3. Upgrade to new hardware
As we know, SSDs are denser (2.5" -> 24 per 2U vs 3.5" -> 12 per 2U), more reliable, and now higher capacity - up to 61T per 2.5" drive. A single 2U server with 24 x 61T drives with 2 x 12 RAIDz2 = 1220T. Each drive is about $7k right now, prices fluctuate. So all up 24 x $7k = $168k + ~$20k server =~ $190k for > 1000T storage one-time cost.
- Pros: Much higher sequential and random IO than HDDs will ever have. Price < 1 year of standard S3 storage. Internal to our WAN, no bandwidth costs and very low latency. No new development required, existing backup system will just work. Consolidate on single 2U platform for all storage (cyrus, db, backups) and SSD for all storage. Significant space and power savings over existing HDD based servers
- Cons: Greater up front cost. Still need to predict and buy more servers as backups grow.

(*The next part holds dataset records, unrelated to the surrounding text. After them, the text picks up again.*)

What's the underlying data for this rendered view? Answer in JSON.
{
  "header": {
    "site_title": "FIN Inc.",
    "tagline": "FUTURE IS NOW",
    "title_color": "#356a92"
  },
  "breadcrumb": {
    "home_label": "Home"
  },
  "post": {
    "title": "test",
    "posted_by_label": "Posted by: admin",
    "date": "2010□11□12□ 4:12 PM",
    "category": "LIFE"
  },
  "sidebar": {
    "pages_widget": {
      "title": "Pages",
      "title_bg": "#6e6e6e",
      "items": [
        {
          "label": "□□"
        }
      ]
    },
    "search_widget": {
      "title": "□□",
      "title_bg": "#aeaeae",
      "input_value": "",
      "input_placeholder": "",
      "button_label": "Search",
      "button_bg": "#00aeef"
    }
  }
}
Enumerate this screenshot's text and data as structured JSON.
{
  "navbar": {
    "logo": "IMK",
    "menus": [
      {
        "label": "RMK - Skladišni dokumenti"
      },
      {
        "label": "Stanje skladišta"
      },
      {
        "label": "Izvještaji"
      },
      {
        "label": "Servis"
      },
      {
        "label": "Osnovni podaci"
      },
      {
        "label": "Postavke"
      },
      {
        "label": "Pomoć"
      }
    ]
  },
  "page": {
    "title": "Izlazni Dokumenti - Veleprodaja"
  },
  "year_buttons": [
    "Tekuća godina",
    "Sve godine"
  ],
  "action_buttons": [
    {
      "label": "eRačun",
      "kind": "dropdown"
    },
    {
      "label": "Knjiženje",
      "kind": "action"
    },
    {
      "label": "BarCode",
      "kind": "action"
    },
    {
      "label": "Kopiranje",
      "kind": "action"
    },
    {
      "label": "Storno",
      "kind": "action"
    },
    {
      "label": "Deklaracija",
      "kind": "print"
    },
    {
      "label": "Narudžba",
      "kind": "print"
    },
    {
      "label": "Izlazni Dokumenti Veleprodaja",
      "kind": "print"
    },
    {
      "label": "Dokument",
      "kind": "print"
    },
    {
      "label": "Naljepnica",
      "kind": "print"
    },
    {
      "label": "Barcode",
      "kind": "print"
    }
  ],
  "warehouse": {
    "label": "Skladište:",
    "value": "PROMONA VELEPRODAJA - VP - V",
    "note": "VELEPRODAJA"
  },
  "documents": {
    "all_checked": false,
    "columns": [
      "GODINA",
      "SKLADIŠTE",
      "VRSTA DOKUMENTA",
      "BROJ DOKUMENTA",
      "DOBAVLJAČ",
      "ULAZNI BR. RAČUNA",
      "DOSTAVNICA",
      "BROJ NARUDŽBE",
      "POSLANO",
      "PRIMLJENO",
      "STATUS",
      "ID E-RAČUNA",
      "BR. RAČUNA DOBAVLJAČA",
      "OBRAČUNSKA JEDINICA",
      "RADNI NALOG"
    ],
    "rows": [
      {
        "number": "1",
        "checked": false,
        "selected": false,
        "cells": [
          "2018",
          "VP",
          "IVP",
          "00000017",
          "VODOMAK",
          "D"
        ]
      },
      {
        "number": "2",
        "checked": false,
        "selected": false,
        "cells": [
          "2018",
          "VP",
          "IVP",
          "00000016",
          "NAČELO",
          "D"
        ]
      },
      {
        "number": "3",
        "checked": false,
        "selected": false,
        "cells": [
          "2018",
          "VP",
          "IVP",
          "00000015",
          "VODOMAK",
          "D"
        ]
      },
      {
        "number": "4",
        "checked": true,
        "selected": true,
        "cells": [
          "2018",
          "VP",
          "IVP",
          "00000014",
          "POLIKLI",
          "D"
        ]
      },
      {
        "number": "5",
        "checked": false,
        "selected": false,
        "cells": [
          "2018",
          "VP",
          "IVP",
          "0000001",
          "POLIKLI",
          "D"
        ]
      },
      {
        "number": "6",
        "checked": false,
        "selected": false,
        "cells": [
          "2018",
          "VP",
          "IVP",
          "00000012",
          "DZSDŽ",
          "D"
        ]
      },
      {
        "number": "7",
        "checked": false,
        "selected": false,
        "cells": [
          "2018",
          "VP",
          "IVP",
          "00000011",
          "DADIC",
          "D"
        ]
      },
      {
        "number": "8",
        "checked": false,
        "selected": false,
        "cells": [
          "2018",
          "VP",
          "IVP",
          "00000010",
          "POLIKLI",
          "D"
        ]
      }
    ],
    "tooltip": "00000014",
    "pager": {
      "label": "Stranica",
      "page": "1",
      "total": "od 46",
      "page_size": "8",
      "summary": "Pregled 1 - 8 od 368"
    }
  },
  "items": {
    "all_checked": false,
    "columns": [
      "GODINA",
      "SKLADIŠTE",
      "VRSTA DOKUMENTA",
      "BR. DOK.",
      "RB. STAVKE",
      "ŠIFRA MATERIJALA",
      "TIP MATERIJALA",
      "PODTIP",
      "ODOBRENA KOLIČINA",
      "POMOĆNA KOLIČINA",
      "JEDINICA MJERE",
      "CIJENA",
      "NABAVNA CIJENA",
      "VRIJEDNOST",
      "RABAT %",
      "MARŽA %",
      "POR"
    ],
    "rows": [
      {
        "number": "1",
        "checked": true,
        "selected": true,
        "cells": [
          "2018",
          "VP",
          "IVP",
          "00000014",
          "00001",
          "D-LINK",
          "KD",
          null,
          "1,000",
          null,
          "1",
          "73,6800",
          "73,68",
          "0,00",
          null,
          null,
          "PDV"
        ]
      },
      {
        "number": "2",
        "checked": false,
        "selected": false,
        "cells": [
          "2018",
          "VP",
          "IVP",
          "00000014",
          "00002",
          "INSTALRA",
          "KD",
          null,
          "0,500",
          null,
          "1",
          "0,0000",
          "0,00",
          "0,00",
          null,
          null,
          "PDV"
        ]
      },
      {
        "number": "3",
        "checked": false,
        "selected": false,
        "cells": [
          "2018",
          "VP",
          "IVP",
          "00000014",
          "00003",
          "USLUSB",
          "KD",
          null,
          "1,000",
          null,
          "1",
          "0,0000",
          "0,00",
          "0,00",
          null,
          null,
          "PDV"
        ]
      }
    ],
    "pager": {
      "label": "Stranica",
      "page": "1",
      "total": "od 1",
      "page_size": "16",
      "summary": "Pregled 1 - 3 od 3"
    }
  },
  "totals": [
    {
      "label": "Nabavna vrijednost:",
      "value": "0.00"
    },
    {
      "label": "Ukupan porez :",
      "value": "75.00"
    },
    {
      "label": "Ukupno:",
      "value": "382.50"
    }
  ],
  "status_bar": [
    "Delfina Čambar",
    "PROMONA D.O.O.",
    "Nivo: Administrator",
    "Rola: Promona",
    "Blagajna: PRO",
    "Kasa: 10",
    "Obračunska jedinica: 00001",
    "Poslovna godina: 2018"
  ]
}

One thing you don’t see in this calculation is datacenter space, power, cooling, etc. The reason is that compared to the amortised yearly cost of a storage server like this, these are actually reasonably minimal these days, on the order of $3000/2U/year. Calculating person time is harder. We have a lot of home built automation systems that mean installing and running one more server has minimal marginal cost.
Result
We ended up going with the the new 2U servers option:
- The 2U AMD NVMe platform with ZFS is a platform we have experience with already
- SSDs are much more reliable and much higher IO compared to HDDs
- No uncertainty around super large HDDs, RAID controllers, rebuild times, shuffling data around, etc.
- Significant space and power saving over existing HDD based servers
- No new development required, can use existing backup system and code
- Long expected hardware lifetime, controlled upfront cost, can depreciate hardware cost
So far this has worked out very well. The machines have bonded 25Gbps networks and when filling them from scratch we were able to saturate the network links streaming around 5Gbytes/second of data from our IMAP servers, compressing and writing it all down to a RAIDz2 zstd-3 compressed ZFS dataset.
Conclusion
Running your own hardware might not be for everyone and has distinct tradeoffs. But when you have the experience and the knowledge of how you expect to scale, the cost improvements can be significant.